Leatitia June 8, 2014
So many ways to soften butter. Do what is right for you.
PMarie June 7, 2014
I place a stick of butter on the microwave carousel & nuke 8 seconds; flip the stick bottom side up, nuke 8 seconds; flip the stick on another side, nuke 8 seconds. If it still requires further softening, turn the stick on its last side & nuke 5 seconds. Perfect every time.
nancy E. June 8, 2014
You must have a terrible microwave. 8 secs on defrost is all you normally need.
triff June 3, 2014
If all I have is a frozen stick of butter, to pretty much immediately add to a recipe I grate it with metal box food grater.
Robin S. April 20, 2015
This is how I do it now. Southern Living recommended the procedure for biscuits and now I use the technique all the time .
Demi M. May 20, 2015
Having no microwave, I use the grater method. Use a box grater for whole sticks, or a small, handheld hard cheese grater for smaller amounts. No rolling pin, whacking, or plastic wrap required.
sfmiller June 3, 2014
I've tried most of these methods (well, not the apron pocket one), and I find the microwave works best if I'm in a hurry. If you use low power (50 percent or less) in short increments (5 to 8 seconds), there's no risk of ending up with melted instead of soften butter. It's ready in under a minute, and there's no rolling pin to put away or piece of plastic to throw out.
Anita R. June 3, 2014
defrosting in the microwave does the job in 10 to 30 seconds without melting the butter
Sarah D. June 3, 2014
I put the sticks of butter in my apron pockets and prep everything else.
Moe R. June 2, 2014
Just toss it in a quart or two of room temperature water, wrapper and all. It will rise to room temperature safely.
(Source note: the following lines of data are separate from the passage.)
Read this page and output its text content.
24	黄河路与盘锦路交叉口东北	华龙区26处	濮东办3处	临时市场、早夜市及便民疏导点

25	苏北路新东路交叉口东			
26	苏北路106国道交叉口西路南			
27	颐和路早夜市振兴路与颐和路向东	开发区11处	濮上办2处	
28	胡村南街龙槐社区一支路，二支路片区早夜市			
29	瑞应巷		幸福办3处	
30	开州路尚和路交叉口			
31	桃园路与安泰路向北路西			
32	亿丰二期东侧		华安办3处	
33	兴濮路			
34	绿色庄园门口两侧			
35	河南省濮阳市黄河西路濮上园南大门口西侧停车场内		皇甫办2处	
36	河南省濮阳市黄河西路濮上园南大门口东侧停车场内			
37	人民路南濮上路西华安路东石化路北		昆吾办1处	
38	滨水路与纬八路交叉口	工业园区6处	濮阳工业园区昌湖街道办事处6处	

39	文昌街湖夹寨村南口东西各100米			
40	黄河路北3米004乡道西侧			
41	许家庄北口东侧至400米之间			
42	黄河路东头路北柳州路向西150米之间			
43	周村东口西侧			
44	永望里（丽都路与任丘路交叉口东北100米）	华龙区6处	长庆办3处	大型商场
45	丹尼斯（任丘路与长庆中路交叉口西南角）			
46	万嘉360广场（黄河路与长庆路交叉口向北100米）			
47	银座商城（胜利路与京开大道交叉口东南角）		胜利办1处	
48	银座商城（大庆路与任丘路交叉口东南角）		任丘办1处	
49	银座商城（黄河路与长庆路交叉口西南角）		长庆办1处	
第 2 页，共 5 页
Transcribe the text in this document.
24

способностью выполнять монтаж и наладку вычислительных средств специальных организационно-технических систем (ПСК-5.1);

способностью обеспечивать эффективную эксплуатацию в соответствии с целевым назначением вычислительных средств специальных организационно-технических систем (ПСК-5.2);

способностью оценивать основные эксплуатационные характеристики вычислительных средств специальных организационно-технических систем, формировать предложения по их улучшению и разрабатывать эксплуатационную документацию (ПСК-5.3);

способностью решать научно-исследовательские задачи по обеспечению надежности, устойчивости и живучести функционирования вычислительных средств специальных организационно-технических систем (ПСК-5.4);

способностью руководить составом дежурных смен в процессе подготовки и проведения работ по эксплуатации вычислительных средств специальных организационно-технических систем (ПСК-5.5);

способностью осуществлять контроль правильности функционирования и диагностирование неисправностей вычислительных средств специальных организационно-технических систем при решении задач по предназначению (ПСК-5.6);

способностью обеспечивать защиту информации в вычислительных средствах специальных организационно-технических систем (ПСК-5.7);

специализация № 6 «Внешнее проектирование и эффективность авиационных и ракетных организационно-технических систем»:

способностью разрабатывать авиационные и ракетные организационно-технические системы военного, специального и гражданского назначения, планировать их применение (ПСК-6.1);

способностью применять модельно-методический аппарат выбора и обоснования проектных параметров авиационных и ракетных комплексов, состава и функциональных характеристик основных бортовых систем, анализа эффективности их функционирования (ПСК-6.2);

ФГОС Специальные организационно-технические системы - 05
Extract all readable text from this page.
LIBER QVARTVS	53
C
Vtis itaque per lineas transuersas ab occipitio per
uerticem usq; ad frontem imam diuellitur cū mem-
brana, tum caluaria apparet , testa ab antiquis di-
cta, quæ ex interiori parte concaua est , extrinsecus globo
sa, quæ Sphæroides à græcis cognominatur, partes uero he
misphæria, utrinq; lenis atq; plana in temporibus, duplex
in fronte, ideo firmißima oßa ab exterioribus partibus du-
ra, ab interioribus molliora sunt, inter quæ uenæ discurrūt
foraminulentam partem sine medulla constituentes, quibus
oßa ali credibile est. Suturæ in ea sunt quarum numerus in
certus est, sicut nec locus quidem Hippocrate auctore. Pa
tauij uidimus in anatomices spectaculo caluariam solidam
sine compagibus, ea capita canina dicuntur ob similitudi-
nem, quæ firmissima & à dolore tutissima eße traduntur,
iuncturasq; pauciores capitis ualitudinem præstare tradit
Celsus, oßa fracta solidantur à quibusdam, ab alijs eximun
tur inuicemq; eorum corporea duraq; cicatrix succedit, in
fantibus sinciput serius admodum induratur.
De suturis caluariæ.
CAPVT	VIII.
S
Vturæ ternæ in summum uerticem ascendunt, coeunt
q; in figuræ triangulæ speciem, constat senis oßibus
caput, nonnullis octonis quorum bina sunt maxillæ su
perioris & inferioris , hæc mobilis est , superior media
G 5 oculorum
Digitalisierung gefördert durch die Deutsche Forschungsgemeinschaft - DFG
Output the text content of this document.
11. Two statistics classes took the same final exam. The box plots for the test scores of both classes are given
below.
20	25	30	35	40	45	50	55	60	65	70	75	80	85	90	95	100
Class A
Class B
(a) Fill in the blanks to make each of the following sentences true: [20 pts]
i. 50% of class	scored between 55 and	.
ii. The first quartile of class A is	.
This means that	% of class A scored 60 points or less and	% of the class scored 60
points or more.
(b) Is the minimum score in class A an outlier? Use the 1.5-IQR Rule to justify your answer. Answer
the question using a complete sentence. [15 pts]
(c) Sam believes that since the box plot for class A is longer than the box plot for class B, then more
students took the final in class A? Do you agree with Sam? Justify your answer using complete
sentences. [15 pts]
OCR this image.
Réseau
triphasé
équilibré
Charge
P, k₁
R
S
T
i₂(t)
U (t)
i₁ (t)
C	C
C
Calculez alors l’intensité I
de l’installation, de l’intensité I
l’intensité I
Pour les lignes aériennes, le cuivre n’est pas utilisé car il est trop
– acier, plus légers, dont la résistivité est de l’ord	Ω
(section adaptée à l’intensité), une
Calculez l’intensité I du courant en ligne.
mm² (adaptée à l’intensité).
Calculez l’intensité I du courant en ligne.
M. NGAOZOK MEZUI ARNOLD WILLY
The safe way to melt butter in the microwave is alongside a glass with 1/2 cup water. The water absorbs some microwave energy and prevents hot spots and spattering. I'm thinking that could work for softening it, too.

But all that said, I like Alice's way because really, why give up the opportunity to whack the hell out of something with a rolling pin?
AntoniaJames June 2, 2014
Thanks for another useful post! This makes me realize that "room temperature" as a description is not particularly helpful. The temperature of my East Bay (chilly year round) kitchen is probably quite a bit different from that of many recipe testers. I appreciate knowing that 68-70 degrees is generally what is meant. ;o)
walkie74 June 7, 2014
Antonia, your kitchen is cold year round? I live toward the South Bay and mine can get up to 75-80 in the summer. I almost wish we could swap houses :-p
SlowLorus June 2, 2014
Yes, I will do anything that Alice Medrich tells me to. Love her!
Peter S. June 2, 2014
Dice it into small dice. It softens within 5 minutes.
lisina June 2, 2014
I put it in the kitchenaid with the paddle attachment and let it go for a minute or two. If you keep it on stir it just gets soft, not fluffy and aerated. Works like a charm!
Kate June 2, 2014
YES! The rolling pin method is my favorite way to soften butter. Thanks for the more detailed instructions.